The built in statements are as follows. Items in square brackets are optional.

If

IF expression THEN
   statements
[ELSIF expression THEN
   statements]
[ELSE
   statements]
END

Case

Here 'label' may be an integral type (or character), a range, indication by two dots (e.g., 0..59), or a CONST. The ELSE clause acts like the default: for a C/C++ switch.

CASE expression OF
   label:
      statements
[|  label:
      statements]
[ELSE
      statements]
END

While

WHILE expression DO
   statements
END

Repeat

REPEAT
   statements
UNTIL expression

Loop

LOOP
   statements (* must include an EXIT statement *)
END

For

The FOR statement does not exist at all in Oberon-1. WHILE, REPEAT or LOOP statements must be used instead.

FOR variable := expression TO expression [BY expression] DO
   statements
END

With

This performs a test on the type of a variable, and executes statements similarly to the CASE statement.
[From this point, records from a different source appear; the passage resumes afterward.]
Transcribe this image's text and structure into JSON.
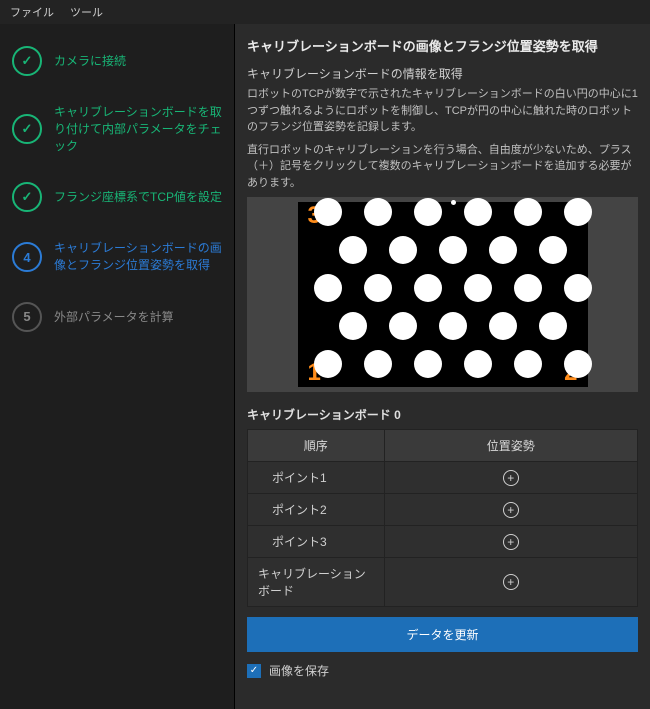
{
  "menu": {
    "file": "ファイル",
    "tool": "ツール"
  },
  "steps": [
    {
      "num": "✓",
      "label": "カメラに接続",
      "state": "done"
    },
    {
      "num": "✓",
      "label": "キャリブレーションボードを取り付けて内部パラメータをチェック",
      "state": "done"
    },
    {
      "num": "✓",
      "label": "フランジ座標系でTCP値を設定",
      "state": "done"
    },
    {
      "num": "4",
      "label": "キャリブレーションボードの画像とフランジ位置姿勢を取得",
      "state": "active"
    },
    {
      "num": "5",
      "label": "外部パラメータを計算",
      "state": "pending"
    }
  ],
  "main": {
    "title": "キャリブレーションボードの画像とフランジ位置姿勢を取得",
    "subtitle": "キャリブレーションボードの情報を取得",
    "desc1": "ロボットのTCPが数字で示されたキャリブレーションボードの白い円の中心に1つずつ触れるようにロボットを制御し、TCPが円の中心に触れた時のロボットのフランジ位置姿勢を記録します。",
    "desc2": "直行ロボットのキャリブレーションを行う場合、自由度が少ないため、プラス（＋）記号をクリックして複数のキャリブレーションボードを追加する必要があります。",
    "board_title": "キャリブレーションボード 0",
    "table": {
      "col_order": "順序",
      "col_pose": "位置姿勢",
      "rows": [
        {
          "label": "ポイント1"
        },
        {
          "label": "ポイント2"
        },
        {
          "label": "ポイント3"
        },
        {
          "label": "キャリブレーションボード"
        }
      ]
    },
    "update_btn": "データを更新",
    "save_image_label": "画像を保存",
    "save_image_checked": true,
    "marker_labels": {
      "topLeft": "3",
      "bottomLeft": "1",
      "bottomRight": "2"
    }
  }
}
If no ELSE clause is supplied and none of the supplied label types match the variable, the program will end.

WITH guard DO
   statements
[| guard DO
   statements]
[ELSE
   statements]
END

Example:

WITH Calendar: DatePtr DO
   (* statements appropriate to an object of type Date *)
| Calendar: SecondOfYear DO
   (* statements appropriate to an object of type SecondOfYear *)
ELSE
   (* default statements *)
END

Note that Oberon-1 does not have the option of having more than one guard test in the WITH statement.